March 17, 2004
Last month, one measure of employment showed a gain of 21,000. Another declined by 265,000. Most economists emphasize the jobs reported from establishments rather than those derived from a sample of households. I would like to explain why.
Every month, all establishments must report jobs and wages on a form that is used to pay unemployment taxes. Any establishments that have employees (but not contract workers) must send in this form.
However, a total enumeration of all the jobs reported on those forms would be too costly. Therefore, the Bureau of Labor Statistics takes a sample each month to help develop the report on jobs by sector that is announced every month in the jobs report.
Every March, a full enumeration of these jobs is made to determine the sample population from which the monthly sample will be derived for the next year. In the meantime, companies that fail cease to send in their forms. Many new companies are not included until a new sample from the next enumeration is made.
Of course, the Bureau of Labor Statistics makes estimates of the creation of new enterprises to adjust for this problem of the births and deaths of firms. The March enumeration then is used to adjust the estimators for the past year and establish a new set for the new year.
The 21,000 job growth mentioned above is the result of this establishment process. Last year’s revision to this process already has occurred. Although most economists expected a significant upward revision in the employment estimate, the adjustment was actually downward. In Atlanta, for example, a 65,000 job gain was reduced to slightly over 20,000 new jobs because of this adjustment.
I am belaboring this point because some commentators have been trying to explain away the job declines during President Bush’s initial three years in office by shifting from the establishment estimates where the job declines are measured to the household survey.
Actually, the household survey does not sample jobs. Instead it interviews people. The purpose of the survey is to determine what type of activity people are doing. They may be out of the workforce because of alternative uses of their time or because they are discouraged from finding jobs. They may be actively seeking work (at least actively getting unemployment compensation) but have not yet found any work. Of course, they also may be actively working.
The 60,000 sample clearly is sufficient to determine the percentage of our population that is unemployed, if they respond truthfully to the survey questions. Therefore, this survey is used to determine the unemployment rate. If we know the size of the total population, we also can estimate the size of the active labor force and derive the number of people employed.
Because of tightened immigration after 9/11, our population apparently has begun to grow more slowly. At least that was the conclusion reached in January, when employment and labor force estimates were revised downward. (I leave it to the statisticians to explain why the unemployment estimate still remains valid even as the size of the population is reduced slightly).
There are many reasons why the household and establishment estimates of employment are not the same. Contract workers do not generate an unemployment compensation form. Instead, they are included in the self employed, which are not captured by the establishment measure.
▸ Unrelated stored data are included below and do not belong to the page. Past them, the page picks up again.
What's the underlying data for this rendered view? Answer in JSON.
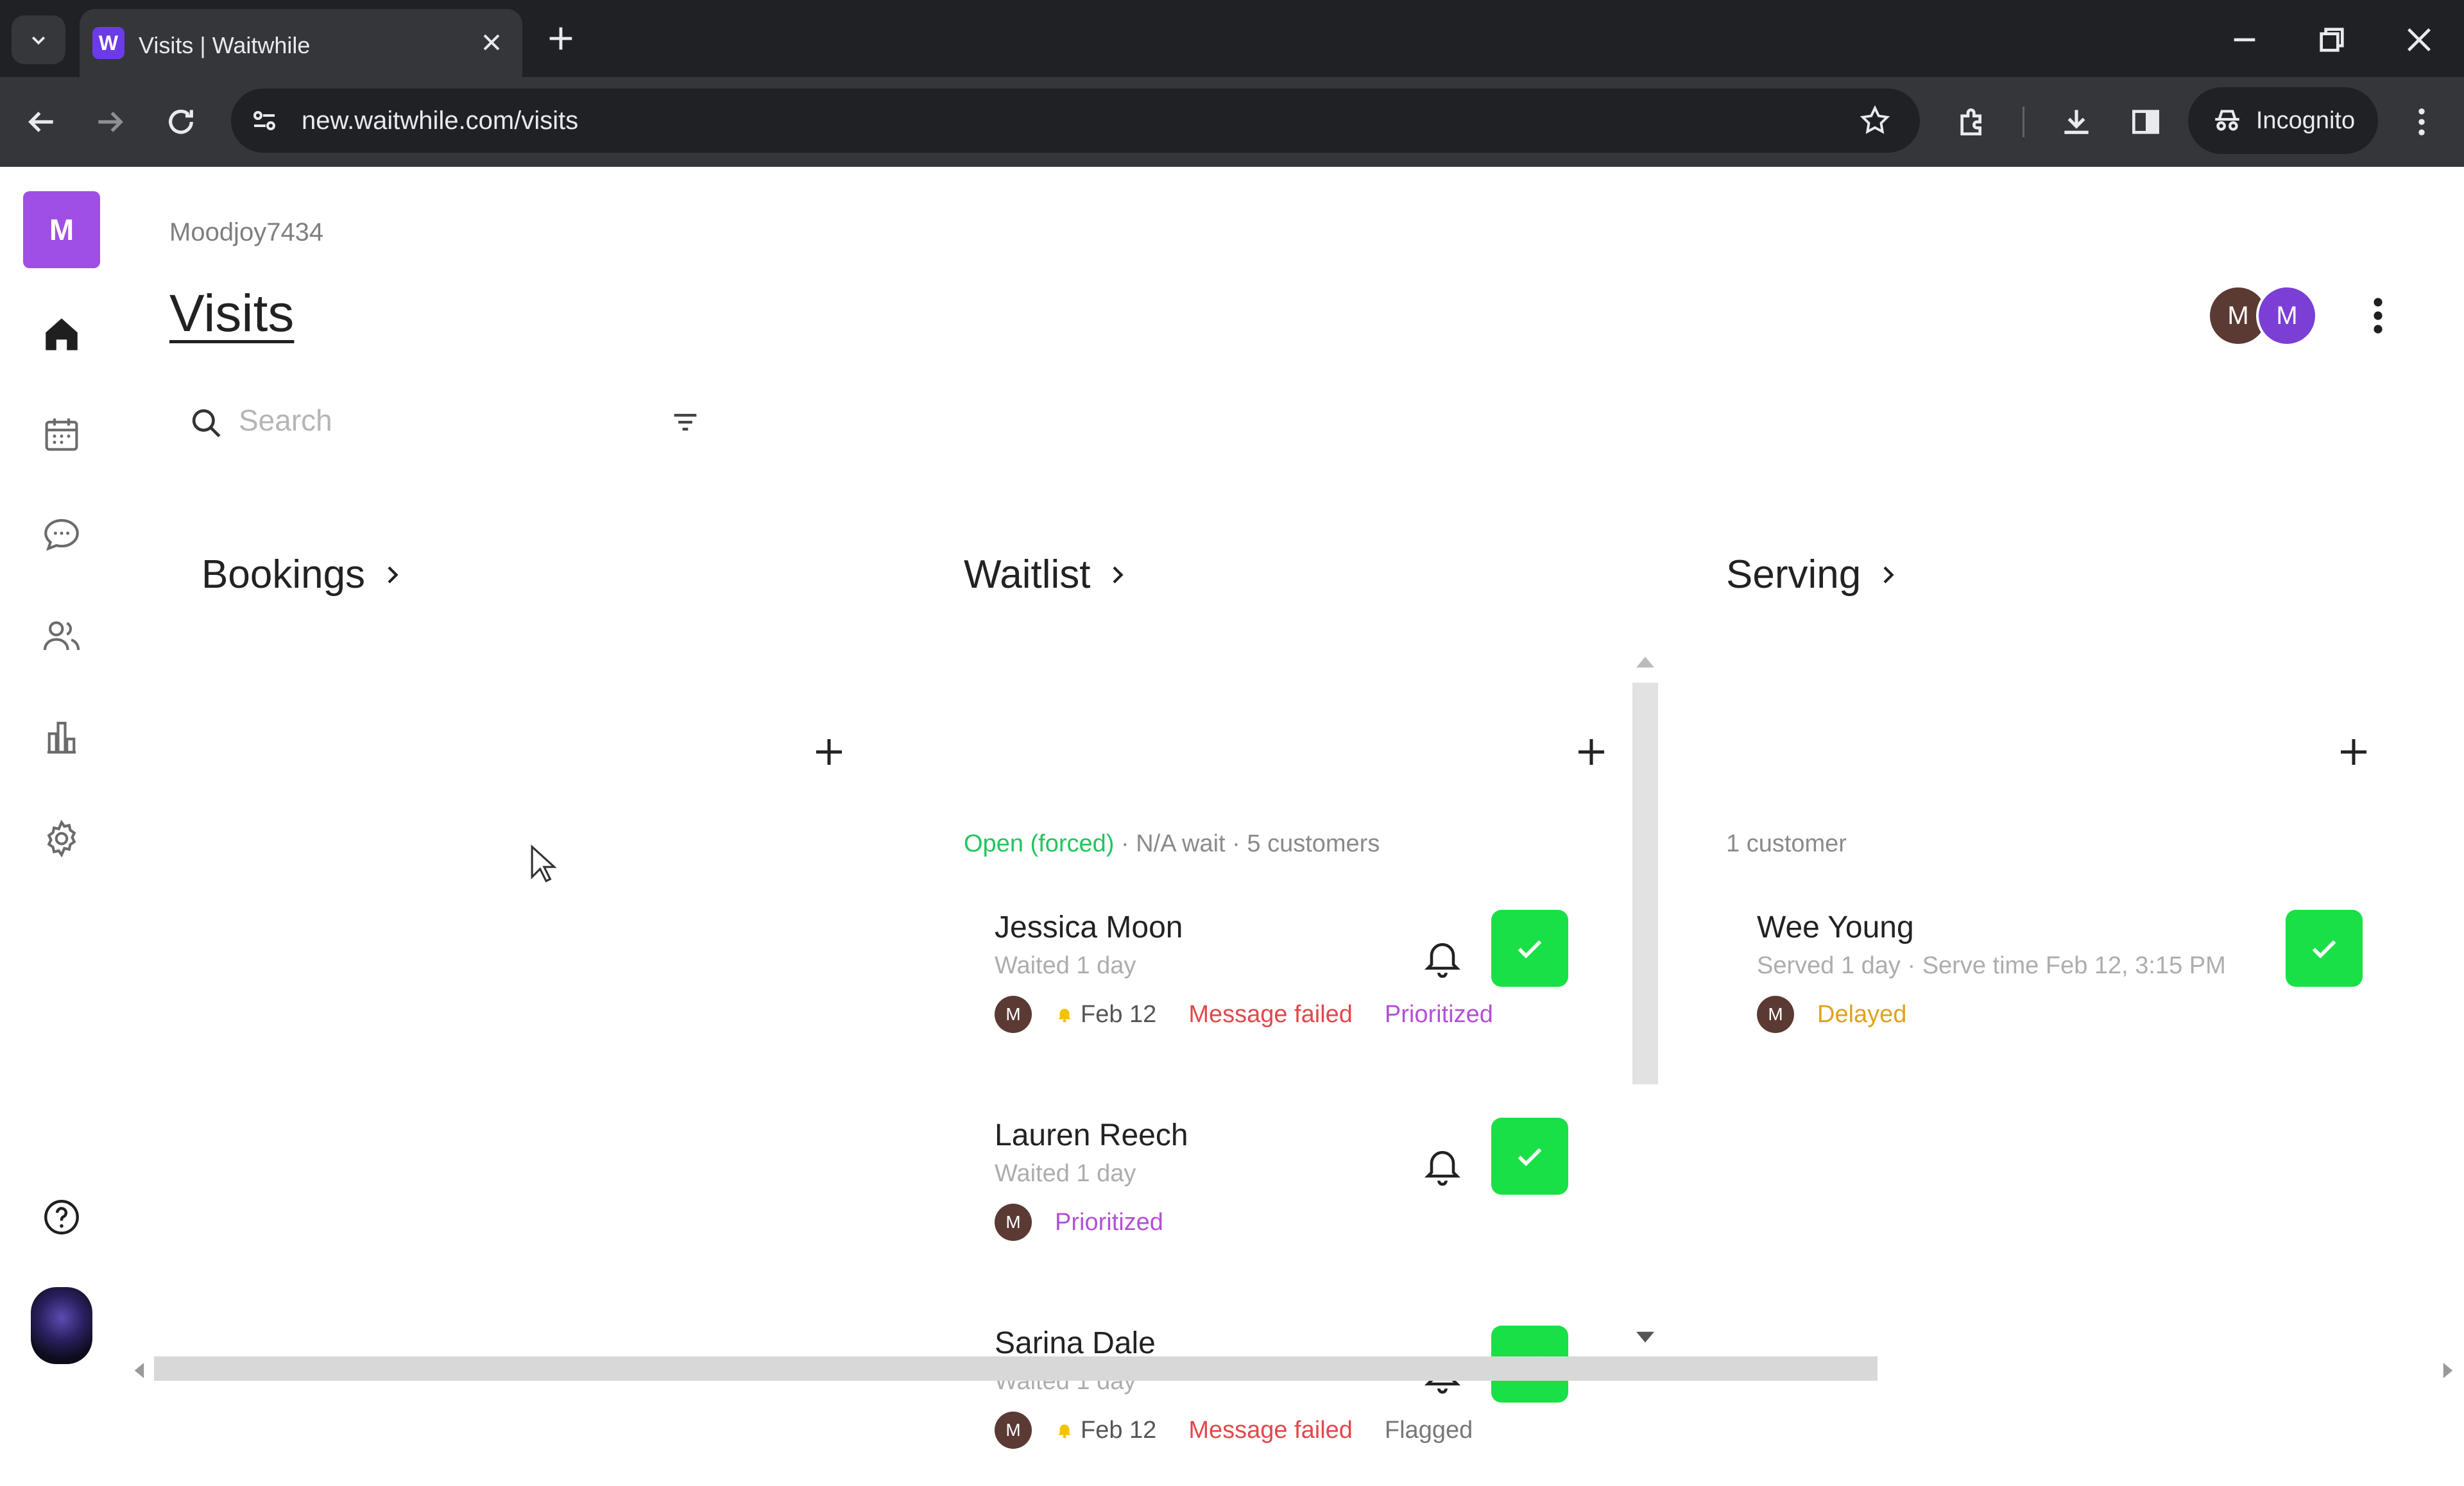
{
  "browser": {
    "tab_title": "Visits | Waitwhile",
    "favicon_letter": "W",
    "url": "new.waitwhile.com/visits",
    "incognito_label": "Incognito",
    "icons": [
      "back-icon",
      "forward-icon",
      "reload-icon",
      "site-settings-icon",
      "star-icon",
      "extensions-icon",
      "download-icon",
      "side-panel-icon",
      "incognito-icon",
      "more-icon",
      "minimize-icon",
      "restore-icon",
      "close-icon"
    ]
  },
  "sidebar": {
    "logo_letter": "M",
    "items": [
      "home-icon",
      "calendar-icon",
      "chat-icon",
      "customers-icon",
      "analytics-icon",
      "settings-icon"
    ],
    "help": "help-icon"
  },
  "header": {
    "account_name": "Moodjoy7434",
    "title": "Visits",
    "avatars": [
      {
        "letter": "M",
        "color": "#5b3a33"
      },
      {
        "letter": "M",
        "color": "#7b3fd6"
      }
    ]
  },
  "search": {
    "placeholder": "Search"
  },
  "columns": {
    "bookings": {
      "title": "Bookings"
    },
    "waitlist": {
      "title": "Waitlist",
      "status_open": "Open (forced)",
      "status_rest": " · N/A wait · 5 customers",
      "cards": [
        {
          "name": "Jessica Moon",
          "sub": "Waited 1 day",
          "avatar": "M",
          "date": "Feb 12",
          "message": "Message failed",
          "tag": "Prioritized"
        },
        {
          "name": "Lauren Reech",
          "sub": "Waited 1 day",
          "avatar": "M",
          "tag": "Prioritized"
        },
        {
          "name": "Sarina Dale",
          "sub": "Waited 1 day",
          "avatar": "M",
          "date": "Feb 12",
          "message": "Message failed",
          "tag": "Flagged"
        }
      ]
    },
    "serving": {
      "title": "Serving",
      "count_text": "1 customer",
      "cards": [
        {
          "name": "Wee Young",
          "sub": "Served 1 day · Serve time Feb 12, 3:15 PM",
          "avatar": "M",
          "tag": "Delayed"
        }
      ]
    }
  },
  "colors": {
    "brand": "#a04fe6",
    "check_green": "#19e046",
    "open_green": "#22c55e",
    "error_red": "#e2474b",
    "prioritized_purple": "#b44fd6",
    "delayed_orange": "#e0a21b"
  }
}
Also, 7.2 million people have more than one job. Remember, one survey is about people and the other is about jobs. Multiple jobs by people clearly create a difference between the two.
Throughout the 1990s, the job measure grew faster than the implied employment from the survey of people. Since President Bush took office, the people survey shows considerably more job growth than the establishment survey.
So which one is right?
There clearly could be long term trends that are leading to more self-employed. That the self-employed surged by nearly 2 million while all other jobs fell by 2.3 million is highly unlikely, however. We know that those holding multiple jobs have declined. This eliminates about a fourth of the discrepancy between the two series.
Frankly, I believe that unemployment could not have declined by more than half a percentage point without creating more than the 300,000 jobs that the establishment survey shows over the same period of time. That is why I was expecting an upward revision in the establishment estimates.
It is still possible that those revisions will surface from the next benchmark adjustment.
Even so, the household survey is not designed to measure jobs. Just a few unemployed professionals who are too embarrassed to say they are out of work can distort the survey. Never before have so many professionals lost their jobs in such a mild recession.
In short, neither probably captures the full picture of job growth. However, there is method in why economists overwhelming choose the establishment measure over the household measure. Does anyone seriously believe we lost a quarter million jobs last month?
So lets stop trying to solve the sluggish jobs problem by changing the measures. Otherwise, give me a believable reason why self-employment is surging while jobs subject to unemployment compensation are sagging.